There were a bunch of flyers on my porch and they were all wet and soggy and I had to throw them out. The idea started out as just digital flyers—which is basic and obvious. But no one would get an application just to look at digital flyers. So we asked, "How can we make it better? What can the cellphone do that the paper flyer can’t?" The fact that you can make sustainable changes, the fact that you can filter out your lifestyle preferences, the fact that you can track and sell analytics, the fact that you can really provide a brand new service to retailers as well as a brand new service to consumers and users... and, finally, it can be used to solicit progress and change.
It sounds like a valuable tool for shoppers, but what benefit does it provide to retailers?
We don’t just help the retailers, we help many suppliers as well. Currently, grocery stores and retailers are still really behind in terms of the way they advertise and the way they market and the strategies they use for finding more about who comes to their stores. Now, retailers send out 90% of their ads through paper flyers. But regardless of what the price of cucumbers are at a Walmart in Markham, you’re not going to go there if you live downtown. And with web ads—you can’t really have a banner saying, ‘Tomatoes!’ They could be anywhere. But because almost everyone has a smartphone now, and all smartphones have location tracking, we can program our application to download fliers for the stores near you. On top of that, because it takes your preferences into your profile, the store and retailer now knows who you are, say, a vegetarian who has job and is lactose intolerant, and that you prefer this brand of salad dressing and buy it every single week. Because supermarkets target whoever is near them, they need to know who’s coming into their store, so this app presents a huge new market for them. Currently, grocers have no way of finding that out besides surveys and at-the-door exit questions which, frankly, not many people do.
How much does the app tell a retailer about its customers?

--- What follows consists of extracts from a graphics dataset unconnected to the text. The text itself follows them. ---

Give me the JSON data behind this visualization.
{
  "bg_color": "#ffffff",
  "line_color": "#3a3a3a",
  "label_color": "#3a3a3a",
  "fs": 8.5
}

Besides learning their location and previous purchases, the retailer also has a new way of promoting and testing out products, because the main page of our application is a recommended products list and we use it to program a thing called ‘adaptive learning’ which tracks your activity on a three-to-four day trend, as opposed to what most programs track right now, which is a yearly or monthly trend. That way we can know that if you suddenly switch from name-brand to no-name brand cereal, it could indicate that you’ve just lost your job, and the app will start recommending cheaper products. That’s something retailers need to know and like to know. No matter what the economy’s like, no matter what the recession’s like, people are going to have to eat, and there are so many ways this can help retailers get to those customers.
Why do you feel your idea took the grand prize?
Many of [the teams] had really good ideas. I think in terms of scaleability and ease of implementation, which where two major factors in the competition, we had the clear advantage. Being a tech startup, we don’t have long-term costs besides supporting a small team. There are no manufacturing costs, there’s no shipping. That’s the beauty of this industry, in that while there may be some initial charges in paying for developers, it’s easy to implement because everyone’s just so used to technology now.
What do you plan to do with the winnings?
The majority of the winnings will be spent reimbursing expenses already incurred throughout the development of this project. Plus a good share of it that we have set up for the purposes of further developing this app, marketing and other stuff we need to build a business.
What’s next for EcoSense?
We’re really thrilled to have won and we’re just looking forward to taking it to the next level. Right now, in the short term, within a couple of weeks we want to finalize our product at least for one platform. Having a fully functioning working model, we got some smaller grocers to test it out, but we want to get all the kinks and all the bugs out before we take it to the major retailers who can really make a difference. We’re thinking we’ll be ready to bring it to larger retailers by the end of second quarter—basically, after exams. We have to factor in that we’re still full-time students and we don’t want to sacrifice our school for the business, but at the same time we don’t want to lose sight of where the business is going.